I know that for $K=\mathbb R$, the statement $\mathbb R\mathbb P^n\cong\mathbb R^n\mathbin{\dot\cup}\mathbb R\mathbb P^{n-1}$ (where $\cong$ denotes set isomorphism) holds. Is the identity
$$K\mathbb P^n\cong K^n\mathbin{\dot\cup}K\mathbb P^{n-1}$$
true for all fields $K$? In particular, I am interested in finite fields $\mathbb F_q$.
Yes, the construction is the same, you never use anything of the reals but the fact that $0 \neq 1$ and every non-zero element is a non-zero multiple of $1$, which holds in any field.
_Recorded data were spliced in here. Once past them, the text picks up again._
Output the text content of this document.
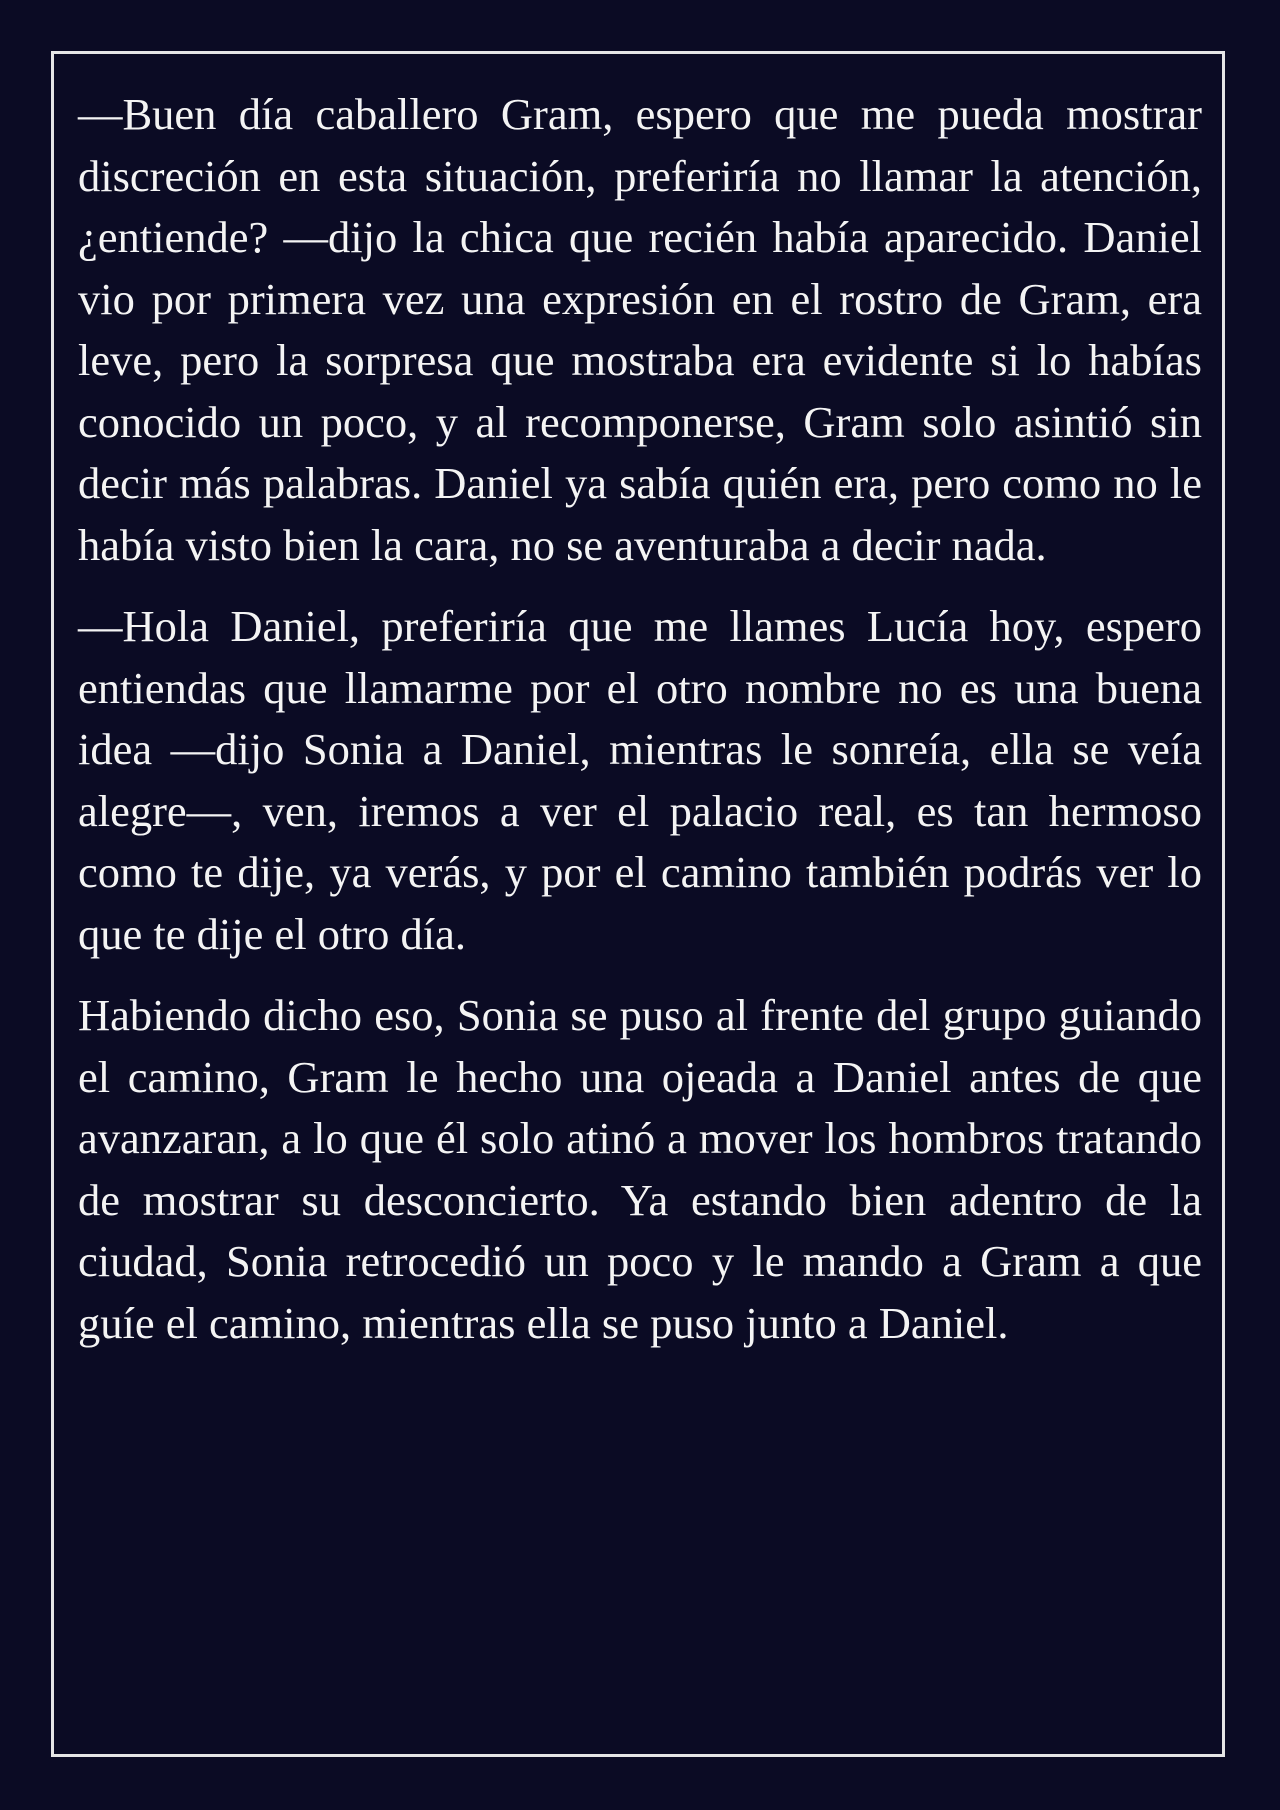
—Buen día caballero Gram, espero que me pueda mostrar discreción en esta situación, preferiría no llamar la atención, ¿entiende? —dijo la chica que recién había aparecido. Daniel vio por primera vez una expresión en el rostro de Gram, era leve, pero la sorpresa que mostraba era evidente si lo habías conocido un poco, y al recomponerse, Gram solo asintió sin decir más palabras. Daniel ya sabía quién era, pero como no le había visto bien la cara, no se aventuraba a decir nada.

—Hola Daniel, preferiría que me llames Lucía hoy, espero entiendas que llamarme por el otro nombre no es una buena idea —dijo Sonia a Daniel, mientras le sonreía, ella se veía alegre—, ven, iremos a ver el palacio real, es tan hermoso como te dije, ya verás, y por el camino también podrás ver lo que te dije el otro día.

Habiendo dicho eso, Sonia se puso al frente del grupo guiando el camino, Gram le hecho una ojeada a Daniel antes de que avanzaran, a lo que él solo atinó a mover los hombros tratando de mostrar su desconcierto. Ya estando bien adentro de la ciudad, Sonia retrocedió un poco y le mando a Gram a que guíe el camino, mientras ella se puso junto a Daniel.
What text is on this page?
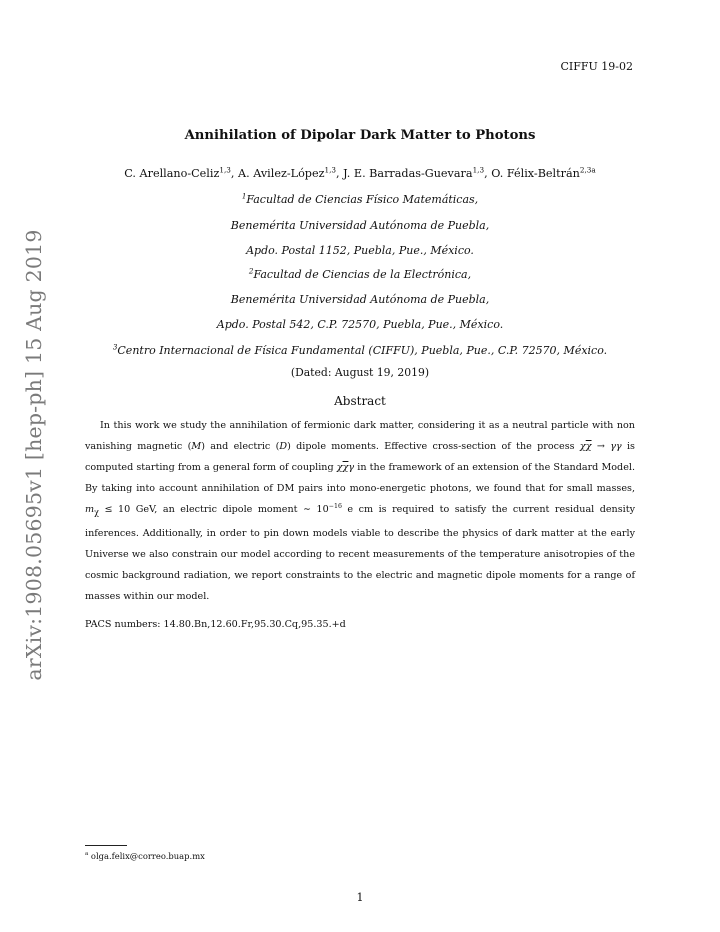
CIFFU 19-02
arXiv:1908.05695v1 [hep-ph] 15 Aug 2019
Annihilation of Dipolar Dark Matter to Photons
C. Arellano-Celiz$^{1,3}$, A. Avilez-López$^{1,3}$, J. E. Barradas-Guevara$^{1,3}$, O. Félix-Beltrán$^{2,3a}$
$^1$Facultad de Ciencias Físico Matemáticas,
Benemérita Universidad Autónoma de Puebla,
Apdo. Postal 1152, Puebla, Pue., México.
$^2$Facultad de Ciencias de la Electrónica,
Benemérita Universidad Autónoma de Puebla,
Apdo. Postal 542, C.P. 72570, Puebla, Pue., México.
$^3$Centro Internacional de Física Fundamental (CIFFU), Puebla, Pue., C.P. 72570, México.
(Dated: August 19, 2019)
Abstract

In this work we study the annihilation of fermionic dark matter, considering it as a neutral particle with non vanishing magnetic (M) and electric (D) dipole moments. Effective cross-section of the process $\chi\overline{\chi} \to \gamma\gamma$ is computed starting from a general form of coupling $\chi\overline{\chi}\gamma$ in the framework of an extension of the Standard Model. By taking into account annihilation of DM pairs into mono-energetic photons, we found that for small masses, $m_\chi \le 10$ GeV, an electric dipole moment ∼ $10^{-16}$ e cm is required to satisfy the current residual density inferences. Additionally, in order to pin down models viable to describe the physics of dark matter at the early Universe we also constrain our model according to recent measurements of the temperature anisotropies of the cosmic background radiation, we report constraints to the electric and magnetic dipole moments for a range of masses within our model.

PACS numbers: 14.80.Bn,12.60.Fr,95.30.Cq,95.35.+d
$^a$ olga.felix@correo.buap.mx
1
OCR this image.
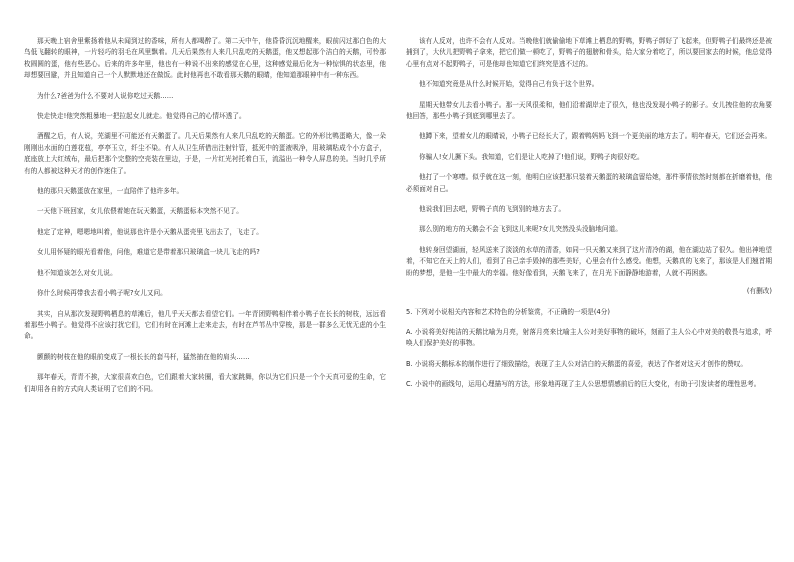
那天晚上宿舍里紫扬着他从未闻到过的香味，所有人都喝醉了。第二天中午，他昏昏沉沉地醒来，眼前闪过那白色的大鸟低飞翻转的眼神，一片轻巧的羽毛在风里飘着。几天后果然有人来几只乱吃的天鹅蛋，他又想起那个洁白的天鹅，可怜那枚圆圆的蛋，他有些恶心。后来的许多年里，他也有一种说不出来的感觉在心里，这种感觉最后化为一种惊惧的状态里，他却想要回避，并且知道自己一个人默默地还在做饭。此时他再也不敢看那天鹅的眼睛，他知道那眼神中有一种东西。

为什么?爸爸为什么不要对人说你吃过天鹅……

快走快走!他突然粗暴地一把拉起女儿就走。他觉得自己的心情坏透了。

酒醒之后，有人说，芜湖里不可能还有天鹅蛋了。几天后果然有人来几只乱吃的天鹅蛋。它的外形比鸭蛋略大，像一朵刚刚出水面的白莲花苞，亭亭玉立，纤尘不染。有人从卫生所借出注射针管，抵死中的蛋液吸净，用玻璃粘成个小方盒子，底座放上大红绒布，最后把那个完整的空壳装在里边，于是，一片红光衬托着白玉，流溢出一种令人屏息的美。当时几乎所有的人都被这种天才的创作迷住了。

他的那只天鹅蛋放在家里，一直陪伴了他许多年。

一天他下班回家，女儿依偎着她在玩天鹅蛋，天鹅蛋标本突然不见了。

他定了定神，嗯嗯地叫着，他说那也许是小天鹅从蛋壳里飞出去了，飞走了。

女儿用怀疑的眼光看着他，问他，难道它是带着那只玻璃盒一块儿飞走的吗?

他不知道该怎么对女儿说。

你什么时候再带我去看小鸭子呢?女儿又问。

其实，自从那次发现野鸭栖息的草滩后，他几乎天天都去看望它们。一年青团野鸭相伴着小鸭子在长长的树枝，远远看着那些小鸭子。他觉得不应该打扰它们，它们有时在河滩上走来走去，有时在芦苇丛中穿梭，那是一群多么无忧无虑的小生命。

颤颤的树枝在他的眼前变成了一根长长的套马杆，猛然抽在他的肩头……

那年春天，青青不挨，大家很喜欢白色，它们跟着大家转圈，看大家跳舞，你以为它们只是一个个天真可爱的生命，它们却用各自的方式向人类证明了它们的不同。

该有人反对，也许不会有人反对。当晚他们就偷偷地下草滩上栖息的野鸭，野鸭子绑好了飞起来，但野鸭子们最终还是被捕到了，大伙儿把野鸭子拿来，把它们做一顿吃了，野鸭子的翅膀和骨头，给大家分着吃了，所以要回家去的时候，他总觉得心里有点对不起野鸭子，可是他却也知道它们终究是逃不过的。

他不知道究竟是从什么时候开始，觉得自己有负于这个世界。

星期天他带女儿去看小鸭子。那一天风很柔和，他们沿着湖岸走了很久，他也没发现小鸭子的影子。女儿拽住他的衣角要他回答，那些小鸭子到底到哪里去了。

他蹲下来，望着女儿的眼睛说，小鸭子已经长大了，跟着鸭妈妈飞到一个更美丽的地方去了。明年春天，它们还会再来。

你骗人!女儿撅下头。我知道，它们是让人吃掉了!他们说，野鸭子肉很好吃。

他打了一个寒噤。似乎就在这一刻，他明白应该把那只装着天鹅蛋的玻璃盒留给她，那件事情依然时刻都在折磨着他，他必须面对自己。

他说我们回去吧，野鸭子真的飞到别的地方去了。

那么别的地方的天鹅会不会飞到这儿来呢?女儿突然没头没脑地问道。

他转身回望湖面，轻风送来了淡淡的水草的清香，如同一只天鹅又来到了这片清冷的湖，他在湖边站了很久。他出神地望着，不知它在天上的人们，看到了自己亲手毁掉的那些美好，心里会有什么感受。他想，天鹅真的飞来了，那该是人们翘首期盼的梦想，是他一生中最大的幸福。他好像看到，天鹅飞来了，在月光下面静静地游着，人就不再困惑。

(有删改)

5. 下列对小说相关内容和艺术特色的分析鉴赏，不正确的一项是(4分)

A. 小说将美好纯洁的天鹅比喻为月亮，射落月亮来比喻主人公对美好事物的破坏，刻画了主人公心中对美的敬畏与追求，呼唤人们保护美好的事物。

B. 小说将天鹅标本的制作进行了细致描绘，表现了主人公对洁白的天鹅蛋的喜爱，表达了作者对这天才创作的赞叹。

C. 小说中的画线句，运用心理描写的方法，形象地再现了主人公思想情感前后的巨大变化，有助于引发读者的理性思考。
Let us go through the argument.
For $K\mathbb P^n$ on $K^{n+1}\setminus \{0\}$ one has defined a relation by $P \sim P' $ if $P = q P'$ for some $q \in K \setminus \{0\}$.
Now, a set of representatives of classes is given by $(1,R)$ where $R \in K^{n}$ and $(0,Q)$ with $ Q \in \mathcal{P} \subset K^{n}\setminus \{0\}$ with $\mathcal{P}$ some set of representatives of the equivalence relation $Q \sim Q' $ if $Q = q Q'$ for some $q \in K$.
Dropping the prefixed $1$, the former is $K^n$ (an affine segment) and the latter, dropping the prefixed $0$, is just $K\mathbb P^{n-1}$.